KOTY

smarcik   dni są piękne i niczyje, kiedy jesteś włóczykijem.
22 lutego 2019 13:15
Nie, nigdy nic sobie nie zrobiły, czasem jest głośno ale za chwilę się rozchodzą. Ale ten młodszy je strasznie łapczywie i odgania starszego od jedzenia. Starszy z kolei jest przyzwyczajony że po prostu zawsze ma coś w misce i je sobie powoli kiedy ma ochotę. Dlatego trochę boję się jak one sobie poradzą z jedzeniem 🙁
dea   primum non nocere
22 lutego 2019 21:42
Na pewno bym skróciła pazury na wszelki wypadek. Nie mogą na ten czas dostać stale jedzenia? Jeśli będą pory karmienia to można chyba karmić osobno i pilnować, żeby sobie nie wyjadały?
dea, ale kto ma karmić i pilnować, skoro koty mają zostać same?
dea   primum non nocere
22 lutego 2019 21:54
Mogą być same w sensie że ktoś dwa razy dziennie wpada je ogarnąć. Jak są zamknięte bez żywej duszy 23 na dobę to nie są same? 😉

Jeśli same-same, to kilka wielkich misek z jedzeniem w różnych pomieszczeniach, woda to samo. Kuweta też. Dominant nie rady biegać tak szybko jedząc 😉
Piękne koty macie  😍. SzalonaBibi  a jak z jego życiem wewnętrznym? już odrobaczony czy czekacie na koniec antybiotyku? Mój podrzutek był tak zarobaczony że doszedł do siebie dopiero po kilku dawkach odrobaczania. Wyrósł na pięknego kocura i od dwóch lat tłucze się z kotem mojej córki  🤣


Odrobaczanie całego zwierzyńca dopiero kilka dni po antybiotyku. Najpierw ma się wzmocnić, żeby go nie osłabić za mocno. Podejrzewam, że życie wewnętrzne to on może mieć bardzo bogate.

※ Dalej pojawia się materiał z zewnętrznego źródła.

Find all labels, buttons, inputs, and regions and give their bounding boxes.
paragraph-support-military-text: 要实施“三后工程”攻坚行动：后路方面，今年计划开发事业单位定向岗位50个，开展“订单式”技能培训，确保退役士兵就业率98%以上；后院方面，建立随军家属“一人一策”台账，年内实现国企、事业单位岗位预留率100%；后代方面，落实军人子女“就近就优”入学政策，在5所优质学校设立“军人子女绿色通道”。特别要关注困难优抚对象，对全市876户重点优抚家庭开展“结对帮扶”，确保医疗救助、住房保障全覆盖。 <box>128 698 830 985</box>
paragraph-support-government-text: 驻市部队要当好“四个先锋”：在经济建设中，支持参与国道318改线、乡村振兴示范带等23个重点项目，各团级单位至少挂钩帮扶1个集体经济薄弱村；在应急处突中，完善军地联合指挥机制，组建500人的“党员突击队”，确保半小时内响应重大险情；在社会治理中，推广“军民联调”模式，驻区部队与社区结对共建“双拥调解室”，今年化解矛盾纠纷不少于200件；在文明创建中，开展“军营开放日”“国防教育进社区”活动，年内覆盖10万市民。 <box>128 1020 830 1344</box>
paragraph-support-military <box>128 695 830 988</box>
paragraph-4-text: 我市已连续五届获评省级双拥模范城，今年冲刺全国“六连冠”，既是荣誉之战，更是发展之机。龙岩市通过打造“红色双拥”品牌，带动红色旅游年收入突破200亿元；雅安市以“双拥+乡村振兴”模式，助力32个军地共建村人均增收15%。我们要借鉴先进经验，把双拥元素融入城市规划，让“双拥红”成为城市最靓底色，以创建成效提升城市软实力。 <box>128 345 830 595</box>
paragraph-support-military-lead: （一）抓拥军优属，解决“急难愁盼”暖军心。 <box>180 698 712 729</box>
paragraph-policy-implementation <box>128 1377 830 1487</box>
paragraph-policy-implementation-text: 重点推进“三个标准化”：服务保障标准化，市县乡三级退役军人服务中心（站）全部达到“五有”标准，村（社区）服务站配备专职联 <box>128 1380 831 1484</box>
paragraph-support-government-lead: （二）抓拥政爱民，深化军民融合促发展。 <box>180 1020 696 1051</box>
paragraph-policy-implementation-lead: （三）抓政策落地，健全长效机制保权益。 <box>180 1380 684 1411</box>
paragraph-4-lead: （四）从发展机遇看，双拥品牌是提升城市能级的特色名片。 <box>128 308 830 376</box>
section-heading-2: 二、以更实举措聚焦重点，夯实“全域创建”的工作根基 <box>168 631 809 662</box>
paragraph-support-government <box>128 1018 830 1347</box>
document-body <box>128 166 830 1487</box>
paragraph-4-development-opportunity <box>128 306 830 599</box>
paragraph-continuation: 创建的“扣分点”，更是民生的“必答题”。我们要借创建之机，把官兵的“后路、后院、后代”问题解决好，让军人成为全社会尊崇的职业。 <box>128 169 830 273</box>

Dzisiaj go na godzinkę wypuściłam. Chodził za mną jak pies. Potem chciał się przytulać do kota Korka grzejącego się na kaloryferze, ale dostał ostrzegawcze pacnięcie łapą i poszedł. Kotka Momo leżała na krześle i warczała z góry więc nawet nie próbował podchodzić.
Mógłby już bardziej wyjść z zamknięcia gdyby nie pies. Stary piernik nie lubi jak się go dotyka, szczególnie jak leży u siebie. A ten głupi kociak lezie mu na posłanie. Wiem, że pies może wtedy mocno kłapnąć a młody taki jeszcze słaby i chwiejny, że nie odskoczy.
smarcik   dni są piękne i niczyje, kiedy jesteś włóczykijem.
22 lutego 2019 22:18
dea same same, wyjeżdżamy w sobotę rano i wracamy w niedzielę wieczorem, niestety nie ma komu wpadać 2 razy dziennie. Z naszym mamy to już obcykane i nie robi na nim żadnego wrażenia, ale boję się jak będzie z dwoma. Jedzenie oczywiście dostaną na stałe w odpowiedniej ilości 🙂

Ten drugi to niestety ogólnie jest terrorysta, obcinanie pazurów to nie lada wyzwanie, do tego dochodzi drapanie mebli i gryzienie kabli  🤔 Mi jednak trafił się koci ideał, absolutnie nie zachowuje się jak kot.
dea   primum non nocere
22 lutego 2019 22:48
To ciekawe, ja też mam dwa ideały, jeśli chodzi o zachowanie, a mama dwóch terrorystów i trzeciego w miarę ogarniętego (ale on ma zero dominacji).
Jedzenia dużo, to jedno. Ale rozstawiłabym w miejscach niewidocznych jedno z drugiego.
smarcik   dni są piękne i niczyje, kiedy jesteś włóczykijem.
24 lutego 2019 08:20
No i za wcześnie pochwaliłam się, że koty są wobec siebie neutralne 🙁 w piątek przyjechaliśmy do rodziców i od tamtej pory przy każdym zetknięciu się kotów jest afera, krzyki, warczenie i lecą kłaki 🙁 nie wiem jak to się stało. W efekcie są ciągle pozamykane w osobnych pokojach 🙁
Może wyczuły Wasze zaniepokojenie?
A jakieś feromony "w ścianę" albo jako obróżki?
smarcik   dni są piękne i niczyje, kiedy jesteś włóczykijem.
24 lutego 2019 08:32
Nieee, na razie nie jesteśmy zaniepokojeni, bo zostawienie kotów samych miało dotyczyć dopiero przyszłego tygodnia 🙂 tylko w tej sytuacji to niestety jeden będzie musiał zostać u rodziców, a tego nie było w planie.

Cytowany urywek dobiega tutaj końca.